Hundreds of thousands of adjustable rate 3/1 ARMs were originated in 2005, and will be resetting this year. So what do you do if you are faced with this?

Adjustable rate mortgage ARM

Millions of home owners nationwide are concerned about the economy, the real estate market, and the rising energy costs. As if that weren’t enough, many of them have a ticking clock on their mortgage rate that will be adjusting soon. Like sands through the hourglass, that day will eventually come and you can bury your head in the sand and hope that it goes away, or you can be proactive.

So, what are your options if your ARM is coming due?

  1. You can allow the rate to adjust if the difference in the new payment is negligible and you can still afford the payment after the adjustment. this will depend largely on the index that your loan is based on. If you have a treasury index loan, it is likely that you will have a larger adjustment than if you had a LIBOR index loan. This of course was just the luck of the draw at the time you got your loan as to which one had the better rate at the time. But, the LIBOR loan is more likely if you were in a non conforming type underwriting scenario such as “stated income” or “interest only” or both. If this is not a problem, you can sleep better at night knowing that your payment adjustment will not be the end of the world.
  2. If you can not afford the new payment, you may need to refinance into a fixed rate loan. Fixed rate loans are still very competitive right now, and as I write this, the national average is 6.05% for a conventional 30 year fixed rate mortgage (there is a lot of fine print with that quote that includes primary residence, 20% equity, no cash out at closing, etc.). If you have an adjustable rate, and you have equity in your home that will allow you to refinance, it may very well be worth it even if you take a higher rate than you have currently. For example, if your current rate is 5.5% and it will adjust this year with a maximum adjustment cap of 1%, you may consider refinancing at 6% for the long term security of knowing that the rate will never adjust again, rather than wait for the adjustable rate to move to 6.5%.
  3. If your overall financial situation has changed, and you can no longer afford the payment regardless whether you refinance or not, you have to sell. The government is not going to step in and save you, and neither will your mortgage company.
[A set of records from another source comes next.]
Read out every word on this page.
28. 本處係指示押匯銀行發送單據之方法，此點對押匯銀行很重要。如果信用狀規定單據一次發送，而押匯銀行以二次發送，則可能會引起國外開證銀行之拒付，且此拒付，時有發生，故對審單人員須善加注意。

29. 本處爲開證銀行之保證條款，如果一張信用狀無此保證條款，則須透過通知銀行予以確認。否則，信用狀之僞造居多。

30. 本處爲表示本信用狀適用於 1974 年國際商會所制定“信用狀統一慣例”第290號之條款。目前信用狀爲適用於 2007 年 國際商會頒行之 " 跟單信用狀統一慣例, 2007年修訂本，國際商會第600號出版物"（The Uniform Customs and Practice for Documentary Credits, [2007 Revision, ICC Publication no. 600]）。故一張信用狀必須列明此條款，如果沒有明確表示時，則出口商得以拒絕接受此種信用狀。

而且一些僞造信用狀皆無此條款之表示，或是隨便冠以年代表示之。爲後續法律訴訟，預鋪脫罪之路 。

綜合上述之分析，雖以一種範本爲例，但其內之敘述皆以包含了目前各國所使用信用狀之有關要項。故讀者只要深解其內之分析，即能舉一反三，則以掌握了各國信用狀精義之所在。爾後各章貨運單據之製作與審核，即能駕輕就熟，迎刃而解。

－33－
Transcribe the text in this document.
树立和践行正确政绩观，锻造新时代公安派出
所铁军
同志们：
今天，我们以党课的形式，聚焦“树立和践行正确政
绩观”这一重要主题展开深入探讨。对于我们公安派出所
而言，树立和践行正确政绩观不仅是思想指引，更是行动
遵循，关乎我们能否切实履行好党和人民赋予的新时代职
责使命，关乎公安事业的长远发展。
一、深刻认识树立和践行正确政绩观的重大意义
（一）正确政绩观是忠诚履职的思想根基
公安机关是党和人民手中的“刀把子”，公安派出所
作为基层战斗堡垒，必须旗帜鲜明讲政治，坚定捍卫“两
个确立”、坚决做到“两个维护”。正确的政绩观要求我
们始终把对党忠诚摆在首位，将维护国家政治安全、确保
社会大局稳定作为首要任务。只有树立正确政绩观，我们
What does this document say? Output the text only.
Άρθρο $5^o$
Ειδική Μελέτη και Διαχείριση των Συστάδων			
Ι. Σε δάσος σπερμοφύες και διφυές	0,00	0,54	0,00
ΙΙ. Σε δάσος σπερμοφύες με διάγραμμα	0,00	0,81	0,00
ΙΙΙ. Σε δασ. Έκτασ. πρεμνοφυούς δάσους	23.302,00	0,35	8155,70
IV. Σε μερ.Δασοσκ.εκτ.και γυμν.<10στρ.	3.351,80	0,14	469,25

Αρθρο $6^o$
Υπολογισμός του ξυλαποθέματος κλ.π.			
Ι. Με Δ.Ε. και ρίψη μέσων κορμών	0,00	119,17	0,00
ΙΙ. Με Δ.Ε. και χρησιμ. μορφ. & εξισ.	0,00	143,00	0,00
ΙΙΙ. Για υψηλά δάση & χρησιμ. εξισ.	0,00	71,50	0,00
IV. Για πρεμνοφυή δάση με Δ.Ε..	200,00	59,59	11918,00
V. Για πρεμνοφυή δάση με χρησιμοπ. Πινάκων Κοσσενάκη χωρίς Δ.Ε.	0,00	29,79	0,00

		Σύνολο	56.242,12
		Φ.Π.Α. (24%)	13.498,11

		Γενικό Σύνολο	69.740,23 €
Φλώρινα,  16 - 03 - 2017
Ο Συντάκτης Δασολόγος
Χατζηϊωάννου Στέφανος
All of the consumer protection discussions going on have nothing to do with changes in lifestyle, they directly address mortgage practices that took place at the time your loan was originated. So be aware, you have to be proactive, particularly if you are past due on your payment already.
  4. If you have no equity in your home, and you can no longer afford the payment, you have 2 choices: 1) Foreclosure, or 2) a Short Sale. A short sale is no easy task, and not everyone qualifies, but it is worth the hassle to not have a foreclosure on your record. A short sale, simply put, is getting a buyer to pay less than what you owe on the property, and convincing the lender to accept that as payment in full. This is not a new program, but it has exploded in popularity in the last year. This option will affect your credit in about the same way that a credit card account would where they agreed to settle for less than the amount owed. it is not a glowing recommendation on your credit, but it is significantly better than a foreclosure.

There are obviously more details involved in your situation than what I have covered here, but hopefully this helps to put your options out on the table.